Deployment of world’s first ocean cleaning system expected in 2016

The longest floating structure, spanning 2000 metres, which can passively clean up plastics pollution from the world’s ocean, is expected to be deployed by the second quarter of 2016, according to Boyan Slat, the 20-year old founder and CEO of The Ocean Cleanup.

Founded in 2013, The Ocean Cleanup develops technologies to extract, prevent, and intercept plastic pollution via long floating barriers to let the ocean currents concentrate the plastic itself. It reports a 2014 feasibility study confirming that the passive system is a cost-effective method to remove half the Great Pacific Garbage Patch in 10 years’ time.

In lieu of its project timeline, the feasibility of deployment of the array off the coast of Tsushima, an island located in the waters between Japan and South Korea is currently being researched.

The array will be operational for at least two years, catching plastic pollution before it reaches the shores of the proposed deployment location of Tsushima Island. Tsushima Island is evaluating whether the plastic can be used as an alternative energy source.
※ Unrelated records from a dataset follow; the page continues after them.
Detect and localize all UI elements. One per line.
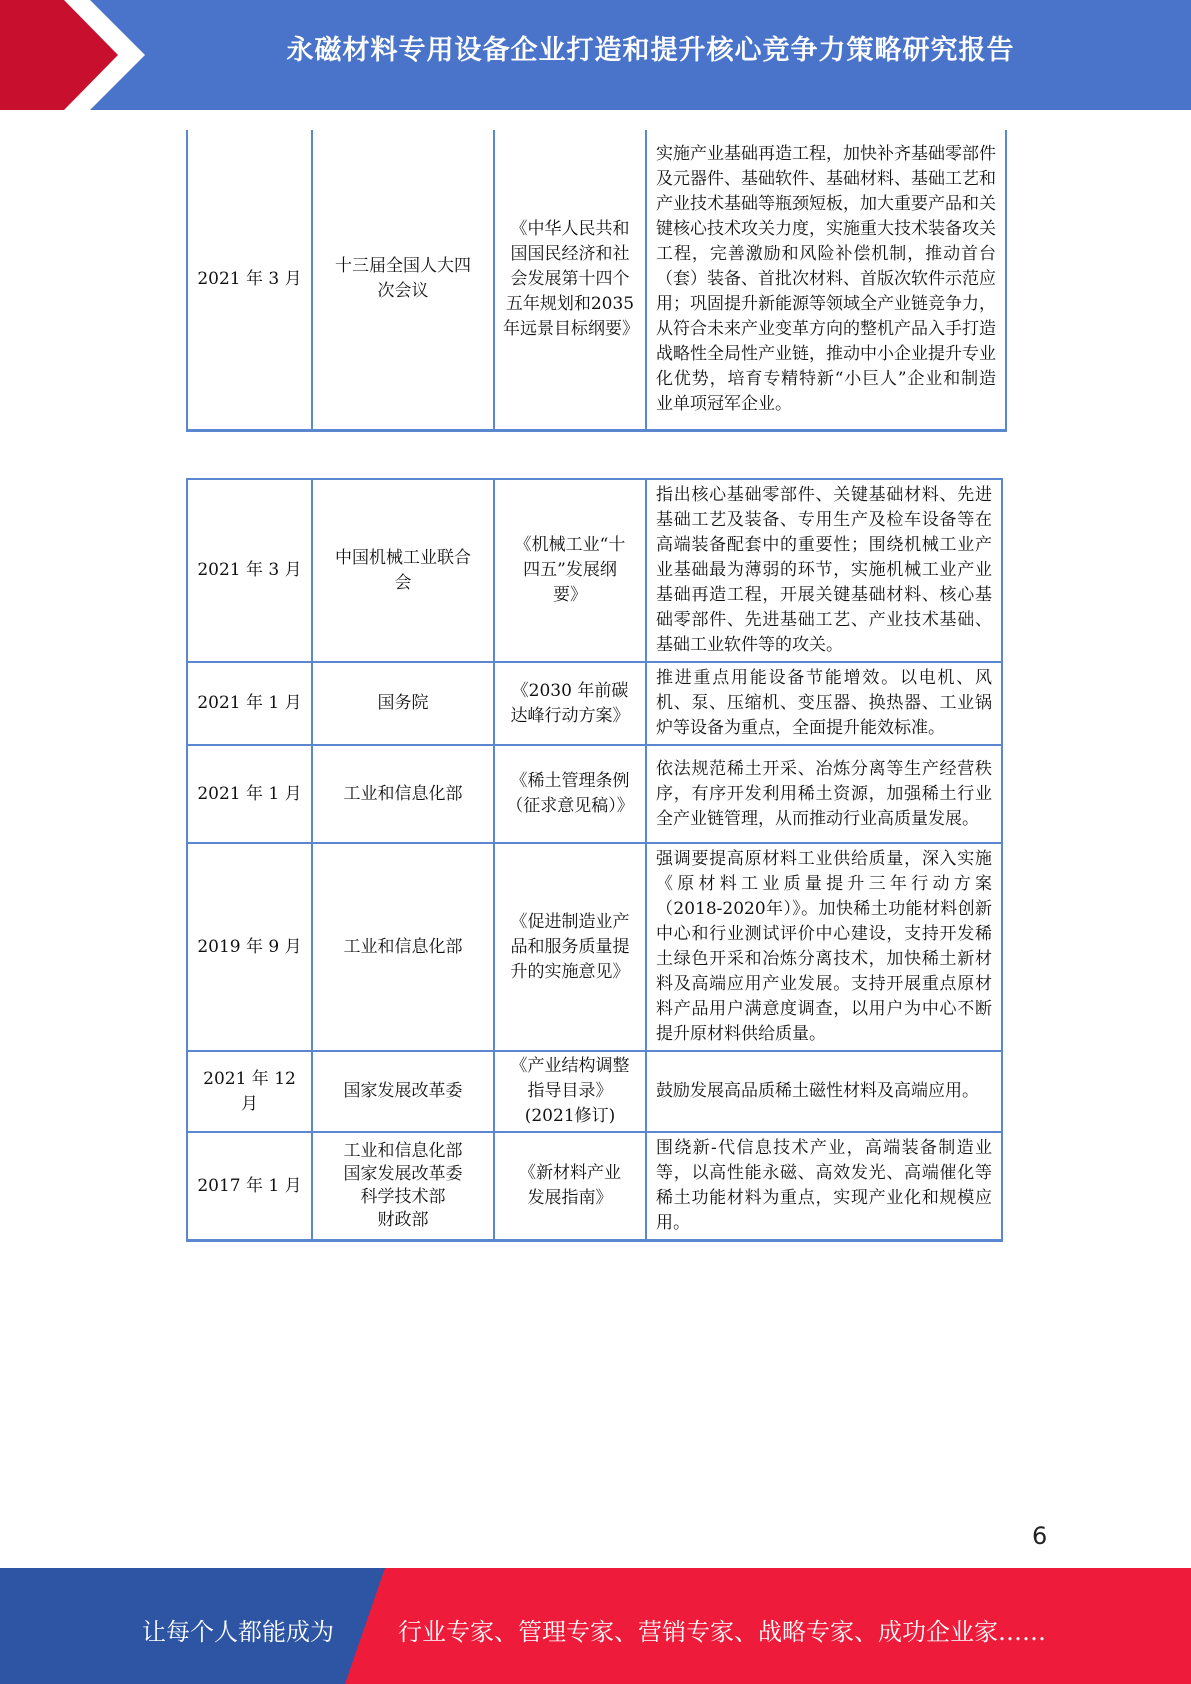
policy-document: 《稀土管理条例（征求意见稿）》 — [494, 745, 646, 843]
policy-table-continued — [186, 130, 1007, 432]
policy-description: 强调要提高原材料工业供给质量，深入实施《原材料工业质量提升三年行动方案（2018-2020年）》。加快稀土功能材料创新中心和行业测试评价中心建设，支持开发稀土绿色开采和冶炼分离技术，加快稀土新材料及高端应用产业发展。支持开展重点原材料产品用户满意度调查，以用户为中心不断提升原材料供给质量。 — [646, 843, 1002, 1051]
policy-description: 实施产业基础再造工程，加快补齐基础零部件及元器件、基础软件、基础材料、基础工艺和产业技术基础等瓶颈短板，加大重要产品和关键核心技术攻关力度，实施重大技术装备攻关工程，完善激励和风险补偿机制，推动首台（套）装备、首批次材料、首版次软件示范应用；巩固提升新能源等领域全产业链竞争力，从符合未来产业变革方向的整机产品入手打造战略性全局性产业链，推动中小企业提升专业化优势，培育专精特新“小巨人”企业和制造业单项冠军企业。 — [646, 130, 1006, 430]
policy-issuer: 国家发展改革委 — [312, 1051, 494, 1132]
table-row — [187, 745, 1002, 843]
policy-issuer: 国家发展改革委 — [343, 1164, 463, 1184]
table-row — [187, 662, 1002, 745]
policy-date: 2017 年 1 月 — [187, 1132, 312, 1241]
policy-document: 《产业结构调整指导目录》(2021修订) — [494, 1051, 646, 1132]
policy-issuer: 中国机械工业联合会 — [312, 479, 494, 662]
page-header — [0, 0, 1191, 110]
policy-issuer: 财政部 — [377, 1210, 429, 1230]
footer-slogan-left: 让每个人都能成为 — [142, 1618, 334, 1646]
policy-document: 《2030 年前碳达峰行动方案》 — [494, 662, 646, 745]
table-row — [187, 1051, 1002, 1132]
document-title: 永磁材料专用设备企业打造和提升核心竞争力策略研究报告 — [286, 35, 1015, 66]
page-number: 6 — [1032, 1522, 1048, 1550]
policy-issuer: 科学技术部 — [360, 1187, 446, 1207]
policy-date: 2021 年 3 月 — [187, 479, 312, 662]
policy-document: 《促进制造业产品和服务质量提升的实施意见》 — [494, 843, 646, 1051]
table-row — [187, 130, 1006, 430]
policy-description: 鼓励发展高品质稀土磁性材料及高端应用。 — [646, 1051, 1002, 1132]
policy-date: 2021 年 1 月 — [187, 745, 312, 843]
policy-description: 围绕新-代信息技术产业，高端装备制造业等，以高性能永磁、高效发光、高端催化等稀土功能材料为重点，实现产业化和规模应用。 — [646, 1132, 1002, 1241]
policy-issuer-list — [312, 1132, 494, 1241]
table-row — [187, 479, 1002, 662]
policy-date: 2021 年 12 月 — [187, 1051, 312, 1132]
policy-description: 推进重点用能设备节能增效。以电机、风机、泵、压缩机、变压器、换热器、工业锅炉等设备为重点，全面提升能效标准。 — [646, 662, 1002, 745]
policy-date: 2021 年 1 月 — [187, 662, 312, 745]
policy-description: 依法规范稀土开采、冶炼分离等生产经营秩序，有序开发利用稀土资源，加强稀土行业全产业链管理，从而推动行业高质量发展。 — [646, 745, 1002, 843]
policy-issuer: 十三届全国人大四次会议 — [312, 130, 494, 430]
policy-issuer: 国务院 — [312, 662, 494, 745]
policy-description: 指出核心基础零部件、关键基础材料、先进基础工艺及装备、专用生产及检车设备等在高端装备配套中的重要性；围绕机械工业产业基础最为薄弱的环节，实施机械工业产业基础再造工程，开展关键基础材料、核心基础零部件、先进基础工艺、产业技术基础、基础工业软件等的攻关。 — [646, 479, 1002, 662]
policy-date: 2019 年 9 月 — [187, 843, 312, 1051]
policy-issuer: 工业和信息化部 — [312, 745, 494, 843]
table-row — [187, 1132, 1002, 1241]
policy-issuer: 工业和信息化部 — [312, 843, 494, 1051]
footer-slogan-right: 行业专家、管理专家、营销专家、战略专家、成功企业家…… — [398, 1618, 1046, 1646]
policy-date: 2021 年 3 月 — [187, 130, 312, 430]
header-chevron-graphic — [0, 0, 150, 110]
table-row — [187, 843, 1002, 1051]
page-footer — [0, 1568, 1191, 1684]
policy-table — [186, 478, 1003, 1242]
policy-document: 《中华人民共和国国民经济和社会发展第十四个五年规划和2035 年远景目标纲要》 — [494, 130, 646, 430]
policy-document: 《新材料产业发展指南》 — [494, 1132, 646, 1241]
policy-document: 《机械工业“十四五”发展纲要》 — [494, 479, 646, 662]
policy-issuer: 工业和信息化部 — [343, 1141, 463, 1161]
The scale of the plastic pollution problem, whereby in the case of Tsushima Island, approximately 1cu m of pollution per person is washed up each year, has led the Japanese local government to seek innovative solutions to the problem.

The deployment will represent an important milestone in The Ocean Cleanup’s mission to remove plastic pollution from the world’s oceans, according to group. Within five years, after a series of deployments of increasing scale, The Ocean Cleanup plans to deploy a 100 km-long system to clean up about half the Great Pacific Garbage Patch, between Hawaii and California.